California’s 'weak' job market is being supported by public funds as the private sector continues to cut jobs

A new analysis reveals that while public-sector and government-supported jobs have increased, California's labor market overall is struggling, with a notable decline in private-sector jobs since their peak post-pandemic.

The state Legislative Analyst’s Office reviewed employment data from the U.S. Bureau of Labor Statistics up to April and found that California's private-sector industries have lost a total of 340,000 jobs since their peak a few years ago. The technology and finance sectors have been hit hardest, with the information sector—home to major employers like Google, Apple, Facebook, and Disney—experiencing a 16% decline since its peak. From over 531,000 jobs in July 2022, the sector has lost 98,000 positions. The financial sector, which peaked at 500,000 jobs in December 2021, has seen an 8% decrease, losing 43,000 jobs.

Additionally, business services, manufacturing, and transportation and warehousing industries each experienced a 3% job loss since their peaks. California's unemployment rate stands at 5.2%, the highest in the nation for the past four months.

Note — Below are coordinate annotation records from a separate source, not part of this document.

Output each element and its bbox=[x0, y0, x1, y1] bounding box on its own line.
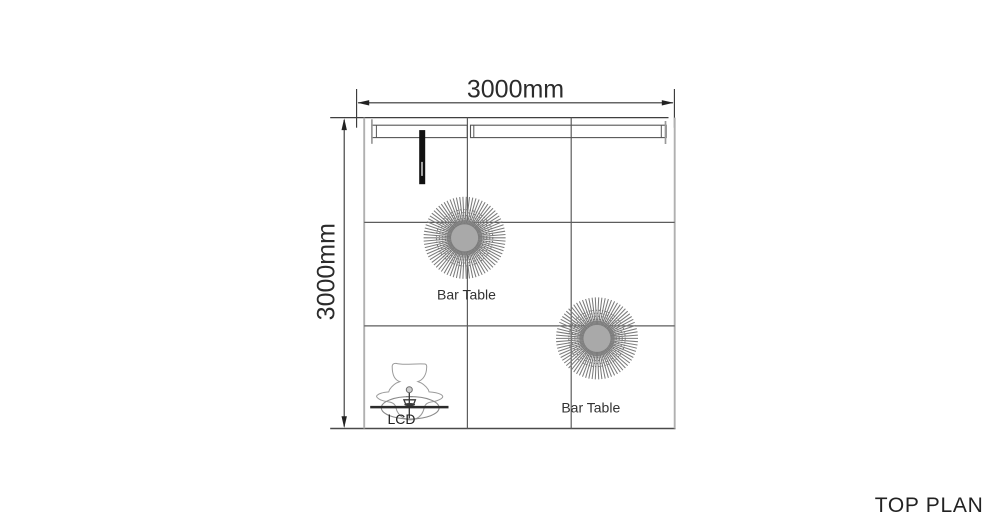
svg-text:3000mm: 3000mm bbox=[312, 223, 340, 320]
svg-text:TOP PLAN: TOP PLAN bbox=[875, 494, 984, 517]
svg-text:3000mm: 3000mm bbox=[467, 75, 564, 103]
svg-text:Bar Table: Bar Table bbox=[437, 286, 496, 302]
svg-text:Bar Table: Bar Table bbox=[561, 399, 620, 415]
svg-text:LCD: LCD bbox=[387, 411, 415, 427]
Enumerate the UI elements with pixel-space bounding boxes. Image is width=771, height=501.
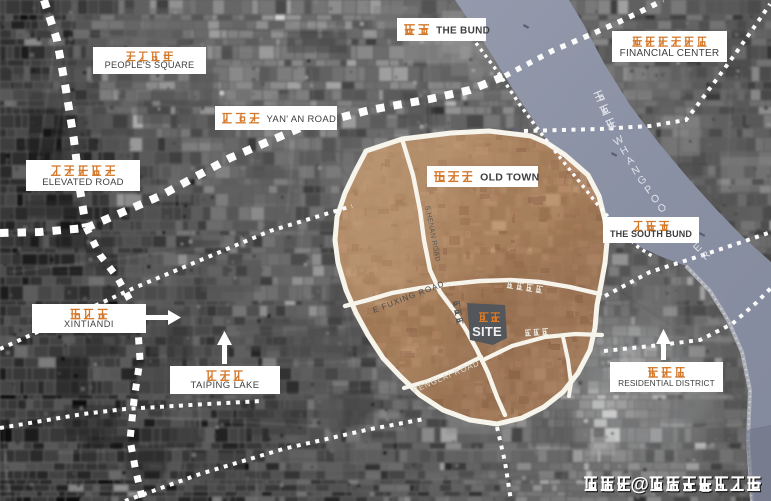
- svg-text:TAIPING LAKE: TAIPING LAKE: [190, 380, 259, 391]
- svg-text:PEOPLE'S SQUARE: PEOPLE'S SQUARE: [105, 60, 195, 70]
- svg-text:THE SOUTH BUND: THE SOUTH BUND: [610, 229, 692, 239]
- svg-text:THE BUND: THE BUND: [436, 26, 490, 37]
- svg-text:FINANCIAL CENTER: FINANCIAL CENTER: [620, 48, 720, 59]
- svg-text:YAN' AN ROAD: YAN' AN ROAD: [267, 114, 337, 125]
- svg-text:ELEVATED ROAD: ELEVATED ROAD: [42, 177, 124, 188]
- svg-text:RESIDENTIAL DISTRICT: RESIDENTIAL DISTRICT: [618, 378, 715, 388]
- svg-text:SITE: SITE: [472, 324, 502, 339]
- svg-text:OLD TOWN: OLD TOWN: [480, 172, 539, 184]
- svg-text:@: @: [630, 475, 649, 496]
- svg-text:XINTIANDI: XINTIANDI: [64, 319, 114, 329]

Conversely, the health care and social service sectors have added 240,000 jobs since September 2022. This growth includes positions in private sectors such as dental offices, child care centers, and vocational rehabilitation services. However, as these sectors are closely tied to government spending, the analysis groups them with public-sector jobs, which have also increased by 120,000 over the same period. The analysis, based on 12.5 million private-sector jobs as of April, shows a total of 5.5 million jobs split between public and publicly supported sectors.

Chas Alamo, principal fiscal and policy analyst for the Legislative Analyst’s Office, noted that the job market has been weak since late 2022. He advised caution in interpreting monthly job reports due to discrepancies between preliminary reports and subsequent revisions based on unemployment insurance data.

California's reliance on personal income tax revenue makes the nature of job gains or losses crucial. Brooke Armour, president of the California Center for Jobs and the Economy, pointed out that while any job growth is positive, the state is losing high-wage jobs that support the budget and gaining lower-wage jobs in hospitality and services, which she believes has eroded middle-class employment.

The California Center for Jobs and the Economy, part of the California Business Roundtable, which includes top executives from major employers, supports Alamo’s analysis but attributes significant tech job losses to the industry's pandemic hiring boom rather than a broader trend. Armour described the tech sector’s job losses as a correction and expressed concern about tech companies making investments outside of California, even though they continue to operate within the state.

Regarding potential impacts of the state’s budget deficit on public-sector job growth, Alamo indicated that the public sector also includes jobs funded by federal sources. He anticipates that employment in health care and social services will likely continue to grow despite budget challenges.